At TechEd 2014, Microsoft announced the biggest changes ever to ASP.NET. Obviously, the fact that ASP.NET vNext is designed to run on Windows, Macs, and Linux is a huge deal, and it has garnered a huge amount of attention by developers and the press. The fact that ASP.NET vNext will also be effectively open-sourced and is already making its way up to Git has also received a lot of attention. What I personally found most significant was Project K—or the fact that ASP.NET vNext will be a leaner, meaner, cleaner, and more-streamlined version of ASP.NET than we've ever seen before.
Good Riddance GAC
There are several different reasons that I've hated the Global Assembly Cache (GAC) over the years. The majority of those reasons, of course, would stem from problems of DLL Hell that it has forced upon me, which I've detailed in my article, "The .NET Framework and the Gradual Return of DLL Hell." The other thing that has stuck in my craw about the GAC has been its management. Trying to accomplish any sort of GAC management has been obtusely problematic since the introduction of .NET Framework 2.0.
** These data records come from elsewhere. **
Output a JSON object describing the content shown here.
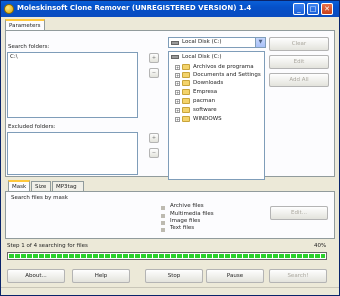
{
  "window": {
    "title": "Moleskinsoft Clone Remover (UNREGISTERED VERSION) 1.4",
    "controls": {
      "minimize": "_",
      "maximize": "□",
      "close": "✕"
    }
  },
  "top_tabs": [
    {
      "label": "Parameters"
    }
  ],
  "left_panel": {
    "search_label": "Search folders:",
    "search_items": [
      "C:\\"
    ],
    "exclude_label": "Excluded folders:"
  },
  "drive_combo": {
    "value": "Local Disk (C:)"
  },
  "tree": {
    "root": "Local Disk (C:)",
    "items": [
      "Archivos de programa",
      "Documents and Settings",
      "Downloads",
      "Empresa",
      "pacman",
      "software",
      "WINDOWS"
    ]
  },
  "right_buttons": {
    "clear": "Clear",
    "edit": "Edit",
    "add_all": "Add All"
  },
  "bottom_tabs": [
    {
      "label": "Mask"
    },
    {
      "label": "Size"
    },
    {
      "label": "MP3tag"
    }
  ],
  "mask_panel": {
    "label": "Search files by mask",
    "list": [
      "Archive files",
      "Multimedia files",
      "Image files",
      "Text files"
    ],
    "edit_button": "Edit..."
  },
  "progress": {
    "status": "Step 1 of 4 searching for files",
    "percent_text": "40%",
    "percent": 40
  },
  "buttons": {
    "about": "About...",
    "help": "Help",
    "stop": "Stop",
    "pause": "Pause",
    "search": "Search!"
  },
  "colors": {
    "titlebar": "#0550c8",
    "progress": "#2bd12b",
    "tab_highlight": "#ffc83c"
  }
}
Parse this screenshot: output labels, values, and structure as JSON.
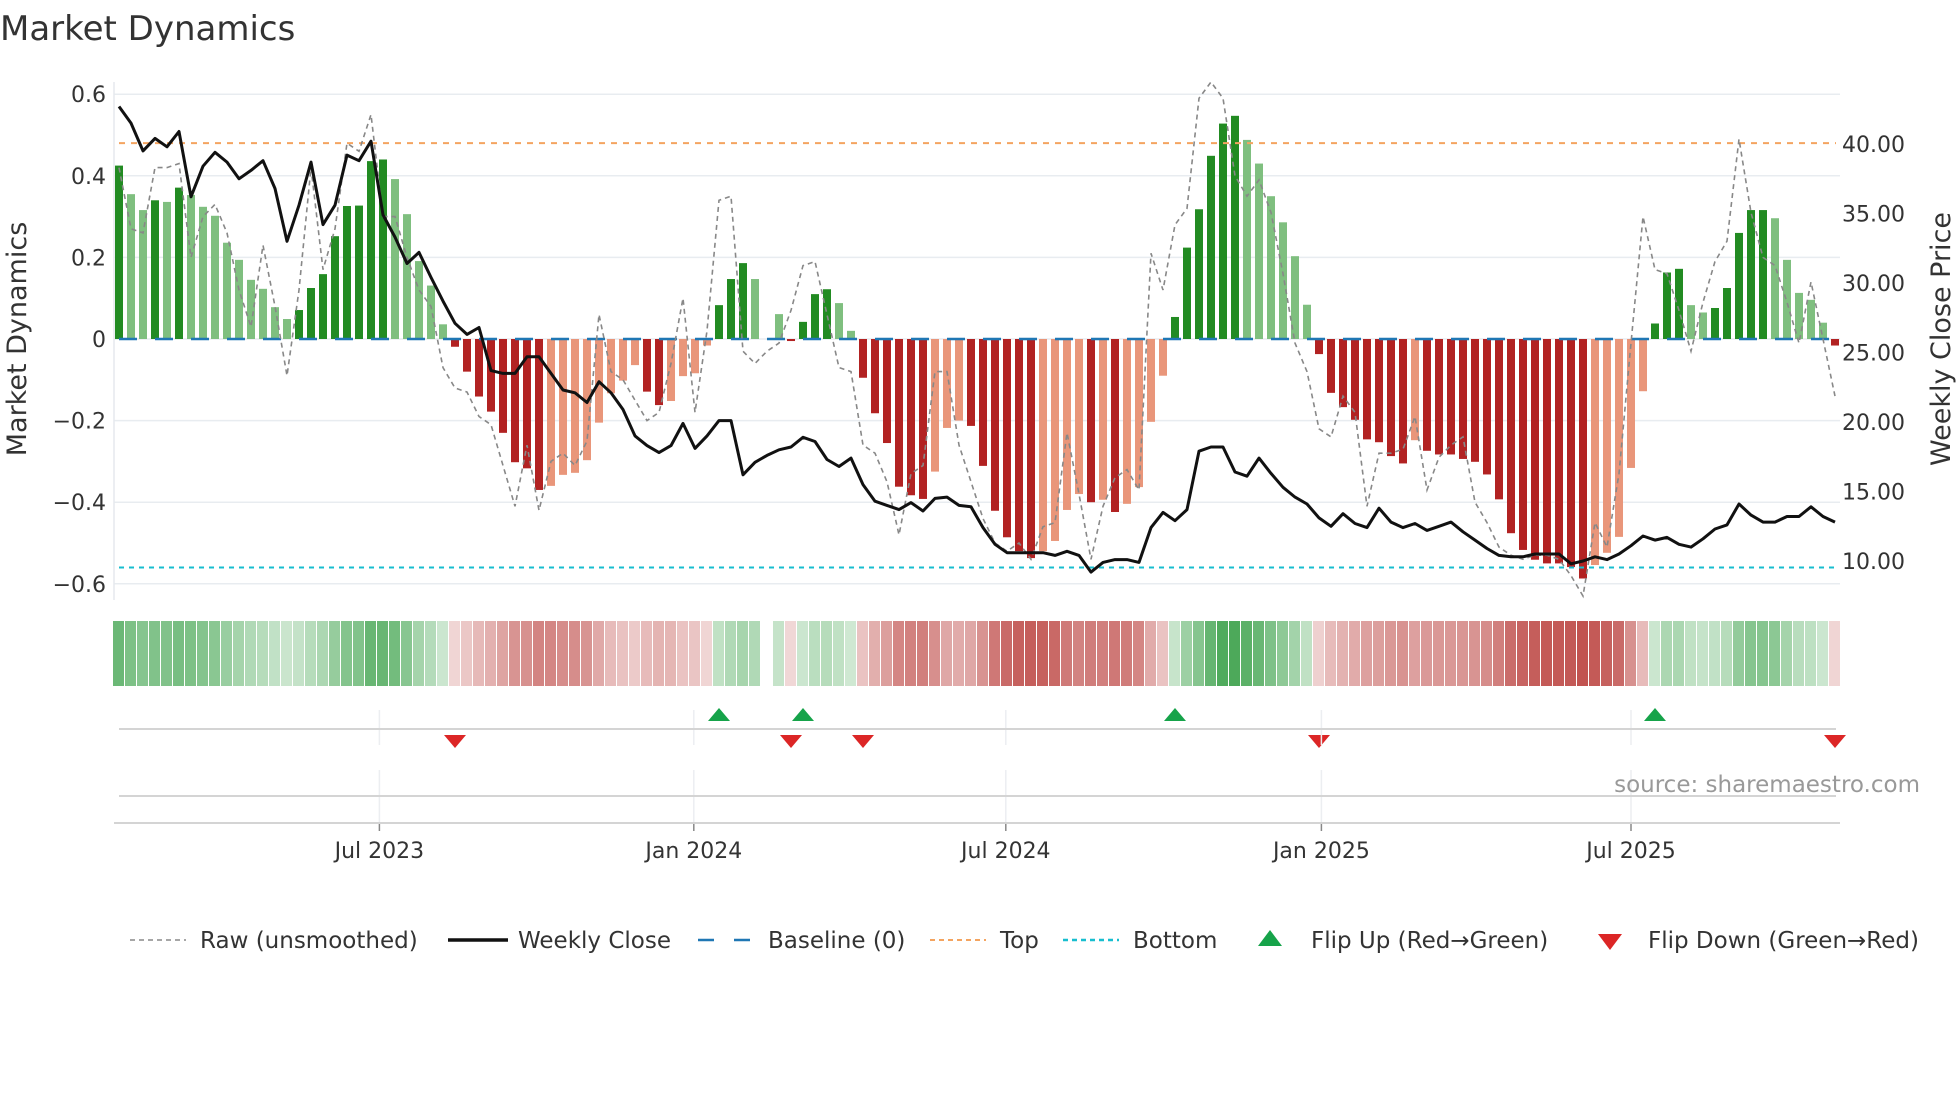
{
  "title": "Market Dynamics",
  "source": "source: sharemaestro.com",
  "legend": [
    {
      "key": "raw",
      "label": "Raw (unsmoothed)"
    },
    {
      "key": "close",
      "label": "Weekly Close"
    },
    {
      "key": "baseline",
      "label": "Baseline (0)"
    },
    {
      "key": "top",
      "label": "Top"
    },
    {
      "key": "bottom",
      "label": "Bottom"
    },
    {
      "key": "flip_up",
      "label": "Flip Up (Red→Green)"
    },
    {
      "key": "flip_down",
      "label": "Flip Down (Green→Red)"
    }
  ],
  "colors": {
    "pos_strong": "#228b22",
    "pos_weak": "#7fbf7f",
    "neg_strong": "#b22222",
    "neg_weak": "#e9967a",
    "strip_pos": "#3fa34d",
    "strip_neg": "#c0504d",
    "baseline": "#1f77b4",
    "top": "#f4a460",
    "bottom": "#17becf",
    "flip_up": "#16a34a",
    "flip_down": "#dc2626",
    "raw": "#888888",
    "close": "#111111",
    "grid": "#e8ecf0"
  },
  "chart_data": {
    "type": "bar",
    "title": "Market Dynamics",
    "ylabel": "Market Dynamics",
    "y2label": "Weekly Close Price",
    "ylim": [
      -0.65,
      0.65
    ],
    "y2lim": [
      7,
      45
    ],
    "yticks": [
      "0.6",
      "0.4",
      "0.2",
      "0",
      "−0.2",
      "−0.4",
      "−0.6"
    ],
    "ytick_values": [
      0.6,
      0.4,
      0.2,
      0,
      -0.2,
      -0.4,
      -0.6
    ],
    "y2ticks": [
      "40.00",
      "35.00",
      "30.00",
      "25.00",
      "20.00",
      "15.00",
      "10.00"
    ],
    "y2tick_values": [
      40,
      35,
      30,
      25,
      20,
      15,
      10
    ],
    "xticks": [
      {
        "label": "Jul 2023",
        "week": 22.7
      },
      {
        "label": "Jan 2024",
        "week": 48.9
      },
      {
        "label": "Jul 2024",
        "week": 74.9
      },
      {
        "label": "Jan 2025",
        "week": 101.2
      },
      {
        "label": "Jul 2025",
        "week": 127.0
      }
    ],
    "top_level": 0.48,
    "bottom_level": -0.56,
    "baseline": 0,
    "weeks": 144,
    "values": [
      0.425,
      0.355,
      0.316,
      0.34,
      0.336,
      0.371,
      0.353,
      0.324,
      0.302,
      0.236,
      0.194,
      0.145,
      0.123,
      0.078,
      0.049,
      0.071,
      0.125,
      0.159,
      0.252,
      0.326,
      0.327,
      0.436,
      0.44,
      0.392,
      0.306,
      0.191,
      0.131,
      0.036,
      -0.019,
      -0.08,
      -0.141,
      -0.178,
      -0.23,
      -0.302,
      -0.317,
      -0.37,
      -0.36,
      -0.333,
      -0.328,
      -0.297,
      -0.205,
      -0.133,
      -0.102,
      -0.064,
      -0.129,
      -0.162,
      -0.152,
      -0.091,
      -0.084,
      -0.016,
      0.083,
      0.147,
      0.186,
      0.147,
      null,
      0.061,
      -0.005,
      0.042,
      0.11,
      0.122,
      0.088,
      0.02,
      -0.095,
      -0.182,
      -0.255,
      -0.362,
      -0.383,
      -0.392,
      -0.325,
      -0.218,
      -0.2,
      -0.213,
      -0.311,
      -0.421,
      -0.486,
      -0.52,
      -0.537,
      -0.52,
      -0.495,
      -0.419,
      -0.38,
      -0.4,
      -0.394,
      -0.424,
      -0.404,
      -0.363,
      -0.203,
      -0.09,
      0.054,
      0.224,
      0.318,
      0.449,
      0.528,
      0.547,
      0.488,
      0.43,
      0.35,
      0.286,
      0.203,
      0.084,
      -0.037,
      -0.132,
      -0.167,
      -0.198,
      -0.246,
      -0.253,
      -0.287,
      -0.305,
      -0.248,
      -0.274,
      -0.283,
      -0.283,
      -0.294,
      -0.301,
      -0.332,
      -0.393,
      -0.476,
      -0.517,
      -0.541,
      -0.55,
      -0.55,
      -0.559,
      -0.587,
      -0.554,
      -0.524,
      -0.485,
      -0.316,
      -0.128,
      0.038,
      0.163,
      0.172,
      0.083,
      0.065,
      0.076,
      0.125,
      0.26,
      0.316,
      0.316,
      0.296,
      0.194,
      0.113,
      0.096,
      0.04,
      -0.016
    ],
    "raw": [
      0.42,
      0.27,
      0.26,
      0.42,
      0.42,
      0.43,
      0.2,
      0.3,
      0.33,
      0.26,
      0.12,
      0.03,
      0.23,
      0.08,
      -0.09,
      0.12,
      0.42,
      0.17,
      0.27,
      0.48,
      0.46,
      0.55,
      0.3,
      0.3,
      0.2,
      0.12,
      0.08,
      -0.07,
      -0.12,
      -0.13,
      -0.19,
      -0.21,
      -0.31,
      -0.41,
      -0.26,
      -0.42,
      -0.3,
      -0.28,
      -0.31,
      -0.25,
      0.06,
      -0.08,
      -0.1,
      -0.15,
      -0.2,
      -0.18,
      -0.06,
      0.1,
      -0.18,
      0.02,
      0.34,
      0.35,
      -0.03,
      -0.06,
      -0.03,
      -0.01,
      0.07,
      0.18,
      0.19,
      0.06,
      -0.07,
      -0.08,
      -0.26,
      -0.28,
      -0.35,
      -0.48,
      -0.33,
      -0.31,
      -0.08,
      -0.08,
      -0.26,
      -0.35,
      -0.44,
      -0.5,
      -0.52,
      -0.5,
      -0.54,
      -0.46,
      -0.45,
      -0.23,
      -0.38,
      -0.54,
      -0.41,
      -0.34,
      -0.32,
      -0.37,
      0.21,
      0.12,
      0.28,
      0.32,
      0.59,
      0.63,
      0.59,
      0.4,
      0.35,
      0.39,
      0.31,
      0.16,
      -0.01,
      -0.08,
      -0.22,
      -0.24,
      -0.14,
      -0.18,
      -0.41,
      -0.28,
      -0.28,
      -0.27,
      -0.19,
      -0.37,
      -0.29,
      -0.26,
      -0.24,
      -0.4,
      -0.45,
      -0.51,
      -0.53,
      -0.54,
      -0.53,
      -0.53,
      -0.54,
      -0.58,
      -0.63,
      -0.45,
      -0.51,
      -0.33,
      -0.01,
      0.3,
      0.17,
      0.16,
      0.07,
      -0.03,
      0.09,
      0.19,
      0.24,
      0.49,
      0.31,
      0.2,
      0.18,
      0.09,
      -0.01,
      0.14,
      0.0,
      -0.14
    ],
    "close": [
      42.7,
      41.5,
      39.5,
      40.4,
      39.8,
      40.9,
      36.2,
      38.4,
      39.4,
      38.7,
      37.5,
      38.1,
      38.8,
      36.8,
      33.0,
      35.6,
      38.7,
      34.2,
      35.6,
      39.2,
      38.8,
      40.2,
      34.9,
      33.3,
      31.4,
      32.2,
      30.4,
      28.7,
      27.1,
      26.3,
      26.8,
      23.7,
      23.5,
      23.5,
      24.7,
      24.7,
      23.5,
      22.3,
      22.1,
      21.4,
      22.9,
      22.1,
      20.9,
      19.0,
      18.3,
      17.8,
      18.3,
      19.9,
      18.1,
      19.0,
      20.1,
      20.1,
      16.2,
      17.1,
      17.6,
      18.0,
      18.2,
      18.9,
      18.6,
      17.3,
      16.8,
      17.4,
      15.5,
      14.3,
      14.0,
      13.7,
      14.2,
      13.6,
      14.5,
      14.6,
      14.0,
      13.9,
      12.4,
      11.2,
      10.6,
      10.6,
      10.6,
      10.6,
      10.4,
      10.7,
      10.4,
      9.2,
      9.9,
      10.1,
      10.1,
      9.9,
      12.4,
      13.5,
      12.9,
      13.7,
      17.9,
      18.2,
      18.2,
      16.4,
      16.1,
      17.4,
      16.3,
      15.3,
      14.6,
      14.1,
      13.1,
      12.5,
      13.4,
      12.7,
      12.4,
      13.8,
      12.8,
      12.4,
      12.7,
      12.2,
      12.5,
      12.8,
      12.1,
      11.5,
      10.9,
      10.4,
      10.3,
      10.3,
      10.5,
      10.5,
      10.5,
      9.8,
      10.0,
      10.3,
      10.1,
      10.5,
      11.1,
      11.8,
      11.5,
      11.7,
      11.2,
      11.0,
      11.6,
      12.3,
      12.6,
      14.1,
      13.3,
      12.8,
      12.8,
      13.2,
      13.2,
      13.9,
      13.2,
      12.8
    ],
    "flip_up_weeks": [
      51,
      58,
      89,
      129
    ],
    "flip_down_weeks": [
      29,
      57,
      63,
      101,
      144
    ],
    "legend_position": "bottom"
  }
}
Part of that seems to stem from a power-struggle between various departments and their lawyers at Microsoft about who owns the GAC, how it's supposed to be managed, and whether it makes sense to ship tools to manage the GAC directly with Windows or to restrict those tools to just developers only (by license or forcing developers to install Windows SDKs). I've written about the problem with GAC in the past, and the problem simply hasn't gotten better over time until now; I can finally see the GAC gasping its last breaths.
Suffice it to say, I won't be mourning when the GAC is no longer part of my life. In fact, the best website I've probably visited all month is a fantastic and hilarious site created by fellow ASPInsider, Mark Rendle, called RIP GAC. Go take a few minutes to check the site out and make sure to read the GAC's Eulogy, as well as information about its successors and survivors.
Putting Versioning Pain Where it Belongs: On Developers
Of course, just because the GAC is dying doesn't mean that ASP.NET development will magically become all butterflies and unicorns. In some ways, I actually expect that ASP.NET development will occasionally become even harder—some of the NuGet packages we whip about in composable fashion might come back to bite us due to versioning conflicts.
The win for developers, though, is that these problems will manifest early on, when the reasons for using said components are still fresh in our minds and we're more up to speed on versioning concerns and details regarding all of the components we're using, as opposed to problems occurring 6, 8, or 20 months later, when we can barely remember some of the apps that end up getting busted.
In short, the benefit of removing the GAC from the equation is that the pain of versioning now occurs when developers are trying to verify the "Works on my Computer" aspect of their applications and solutions, instead of problems occurring at deployment time or, worse, months later, when Operations and IT folks are involved, and troubleshooting applications becomes exponentially more expensive. In my mind, that makes ASP.NET vNext much more valuable and palatable to IT organizations—it will be significantly cheaper to own and manage.
The Future is Full of Rainbows and Unicorns
I'm fully hoping and expecting that applications will be more portable and more stable by virtue of these applications being more self-contained (i.e., think more along the lines of XCOPY deployment, along with virtually all code and dependencies except for a very streamlined and optimized .NET Framework). But I'm also hoping that Project K and a newer, more composable, version of the .NET Framework for ASP.NET will engender other big benefits as well. For example, it's logical to assume that a more nimble and streamlined version of the .NET Framework will translate into quicker iteration and faster release cycles by the ASP.NET Team, as they won't have to wait for other groups or departments to work their own changes into the next version of the .NET Framework before the original features can see the light of day.
I'm also hoping that we'll eventually see a major change in how Visual Studio is tackled, as it should, in theory, become less attached to gigantic releases of the .NET Framework, and more suited for smaller, more agile releases. In fact, I'd argue we're already seeing this change, with the Updates'—we're already on Visual Studio 2013 Update 2. I hope this means that Microsoft will eventually be able to abandon their current practice of releasing SQL Server Management Studio as a second-class citizen that's typically either one or two versions behind the current implementation of Visual Studio. Maybe that's too much to hope for, but, then again, maybe it's not—I fully expect that kicking the GAC to the curb will eventually prove to be a wise move in the future.